En 2026, les micro-influenceur·euses feront du bruit ! Selon un rapport d’Onclusive, près de trois quarts des agences pensent que les plus petit·es créateur·rices et de niche auront plus d’impact que les grands noms, grâce à leur authenticité et leur proximité avec leurs audiences. Et au Québec, ce type d’influenceur peut particulièrement briller, surtout dans un marché qui privilégie les relations tissées serrées et de chez nous.
On ne peut pas dire que ces créateur·rices de contenu ne shinent pas déjà dans la province, avec des agences comme inBeat et Frank Agence qui les activent désormais.
C’est également le cas de l’agence Clark Influence, qui fait affaire avec des micro-influenceur·euses depuis près de cinq ans. « À cette époque, on voyait que l’audience commençait à se méfier des contenus trop parfaits, et les micro-influenceur·euses avaient cette capacité à créer une vraie connexion avec leur communauté », explique Nicolas Bon, fondateur et président de l’agence.

L’agence a même travaillé récemment avec Olymel, en mettant à contribution une trentaine de micro-influenceur·euses d’ici, dans le but de repositionner certains produits auprès d’un public plus jeune et familial. « Le ton était très proche du quotidien, sans surproduction, avec une grande liberté créative. Il y a eu beaucoup d’engagement et un impact concret en magasin », souligne-t-il.
Un terreau fertile
Pour Nicolas Bon, ce succès s’explique par le fait que le marché québécois est compatible avec les valeurs qu’incarnent les micro-influenceur·euses. « Le marché québécois est très axé sur la proximité, la confiance et l’authenticité, des valeurs naturellement alignées avec les micro-influenceurs·euses. Vu que le bouche-à-oreille est fort ici, ils jouent un rôle clé dans les décisions d’achat », observe-t-il.

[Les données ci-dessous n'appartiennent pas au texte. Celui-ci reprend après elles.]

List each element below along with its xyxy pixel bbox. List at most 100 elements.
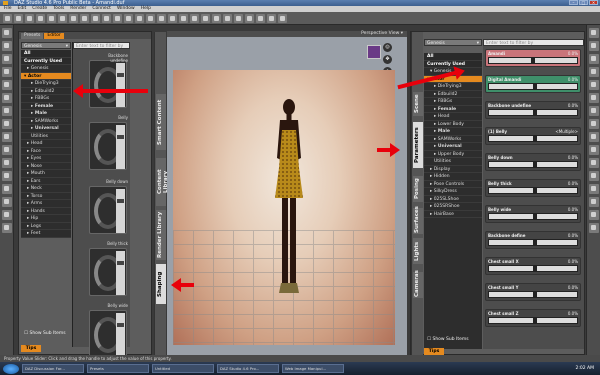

Il ajoute : « Ça encourage l’émergence d’une crédibilité locale, qui prime sur la notoriété nationale ou internationale, dans un contexte de saturation du marketing de l’influence ».
Grâce à ces créateur·rices, les marques peuvent aussi s’immiscer dans des communautés plus précises, comme par exemple loin des grands centres. « Les micro-influenceurs·euses ont moins d’abonné·es, mais ils·elles sont plus influent·es dans leur communauté. Faire appel à des créateur·rices locaux permet de rejoindre les audiences québécoises de manière plus authentique », estime Vicky Boudreau, cofondatrice et présidente-directrice générale chez Heylist.

Selon Nicolas Bon, cette valeur est différente de celle recherchée auprès des grand·es influenceur·ces. « C’est un peu comme comparer une pub télé à une série de conversations autour d’un café. Les micro-influenceur·euses créent un bouche-à-oreille numérique précieux pour certaines marques », résume-t-il.
La campagne déployée par Heylist pour l’entreprise de Québec, Omy Laboratoires, l’illustre bien en mettant en vedette des micro-influenceur·euses crédibles dans les soins de la peau. « Les résultats les plus marquants ont été qualitatifs, avec du contenu éducatif, des échanges dans les commentaires et un fort niveau de considération envers la marque », illustre Vicky Boudreau.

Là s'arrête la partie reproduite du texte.